Pinductor uses language models to learn world models from partial observations
New method from Atom Research matches state-privileged POMDP learning while using only observation-action trajectories, cutting sample requirements by leveraging language-model knowledge.

Pinductor, a world-model learning system from Atom Research, builds partially-observable Markov decision process (POMDP) models from observation-action trajectories without access to hidden state. The method, detailed in a preprint released this week, uses a large language model to propose candidate POMDP structures from a handful of trajectories, then iteratively refines them against a belief-based likelihood score. In tests across navigation, robotic manipulation, and game environments, Pinductor matched the sample efficiency of prior LLM-based POMDP methods that assume privileged access to hidden state—despite using strictly less information.
The core challenge is that agents acting in real environments must learn internal models of how those environments work, but gathering the data to build such models is expensive. POMDPs are a flexible class for representing world knowledge under partial observability, but traditional tabular methods require extensive interaction to converge. The authors hypothesized that language-model priors could encode enough structural and semantic knowledge to short-circuit the data bottleneck.

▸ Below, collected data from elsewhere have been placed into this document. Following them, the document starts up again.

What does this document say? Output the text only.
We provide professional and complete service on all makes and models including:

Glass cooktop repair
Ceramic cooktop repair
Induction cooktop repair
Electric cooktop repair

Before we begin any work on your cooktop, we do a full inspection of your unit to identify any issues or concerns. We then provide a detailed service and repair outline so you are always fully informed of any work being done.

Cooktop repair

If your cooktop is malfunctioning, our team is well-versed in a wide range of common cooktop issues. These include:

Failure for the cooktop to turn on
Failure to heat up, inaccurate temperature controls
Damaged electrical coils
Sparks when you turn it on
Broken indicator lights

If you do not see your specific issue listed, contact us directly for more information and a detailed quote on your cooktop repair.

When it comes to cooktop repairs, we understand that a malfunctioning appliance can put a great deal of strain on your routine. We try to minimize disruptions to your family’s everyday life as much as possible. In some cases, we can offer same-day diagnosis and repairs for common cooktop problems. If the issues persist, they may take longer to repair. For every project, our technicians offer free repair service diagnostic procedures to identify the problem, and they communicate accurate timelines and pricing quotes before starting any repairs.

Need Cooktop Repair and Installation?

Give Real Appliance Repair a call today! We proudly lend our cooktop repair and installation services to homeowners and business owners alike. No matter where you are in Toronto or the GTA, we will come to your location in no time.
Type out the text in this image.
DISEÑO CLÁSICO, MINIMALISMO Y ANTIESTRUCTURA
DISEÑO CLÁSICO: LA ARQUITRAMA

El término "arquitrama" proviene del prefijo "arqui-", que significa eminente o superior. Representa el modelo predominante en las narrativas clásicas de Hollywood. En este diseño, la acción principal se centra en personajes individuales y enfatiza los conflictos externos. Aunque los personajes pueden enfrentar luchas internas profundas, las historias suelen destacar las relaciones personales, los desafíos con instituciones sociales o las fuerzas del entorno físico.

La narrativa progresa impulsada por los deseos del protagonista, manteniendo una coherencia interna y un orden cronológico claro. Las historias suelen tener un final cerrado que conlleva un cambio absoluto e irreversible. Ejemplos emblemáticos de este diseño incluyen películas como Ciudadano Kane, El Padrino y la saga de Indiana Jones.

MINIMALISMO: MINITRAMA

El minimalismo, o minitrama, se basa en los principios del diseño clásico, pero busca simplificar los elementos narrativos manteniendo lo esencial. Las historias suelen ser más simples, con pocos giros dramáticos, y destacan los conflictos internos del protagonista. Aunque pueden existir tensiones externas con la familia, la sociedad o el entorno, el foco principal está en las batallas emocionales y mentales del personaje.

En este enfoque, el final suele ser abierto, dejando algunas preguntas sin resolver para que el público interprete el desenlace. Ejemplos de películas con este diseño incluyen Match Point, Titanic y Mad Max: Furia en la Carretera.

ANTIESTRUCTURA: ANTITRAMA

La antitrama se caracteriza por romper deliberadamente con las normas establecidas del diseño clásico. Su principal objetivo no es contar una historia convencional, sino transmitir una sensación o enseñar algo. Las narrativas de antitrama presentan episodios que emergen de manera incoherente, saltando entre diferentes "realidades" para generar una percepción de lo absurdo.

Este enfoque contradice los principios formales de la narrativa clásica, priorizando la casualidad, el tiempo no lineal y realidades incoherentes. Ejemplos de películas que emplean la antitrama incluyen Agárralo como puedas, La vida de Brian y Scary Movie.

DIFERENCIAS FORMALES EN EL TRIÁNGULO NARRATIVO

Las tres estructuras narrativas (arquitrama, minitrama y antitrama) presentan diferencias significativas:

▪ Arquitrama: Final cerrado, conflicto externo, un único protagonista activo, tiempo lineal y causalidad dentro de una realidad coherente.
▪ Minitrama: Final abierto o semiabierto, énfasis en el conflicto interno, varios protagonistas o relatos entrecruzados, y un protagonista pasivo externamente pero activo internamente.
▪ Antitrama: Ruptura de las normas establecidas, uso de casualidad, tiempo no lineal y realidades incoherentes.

Performance and generalization
In the paper's benchmark suite, Pinductor significantly outperformed tabular POMDP baselines on sample efficiency while matching the performance of state-privileged LLM methods. Performance scaled with the capability of the underlying language model: stronger LLMs produced better POMDP proposals. When the authors withheld semantic information about the environment—stripping natural-language descriptions of observations and actions—performance degraded gracefully rather than collapsing, suggesting the method can generalize beyond richly annotated domains.
The system is open-sourced on GitHub. The preprint is available on arXiv. The authors position the work as a step toward generalist agents that can learn world models in real-world environments where hidden state is unavailable and interaction budgets are tight.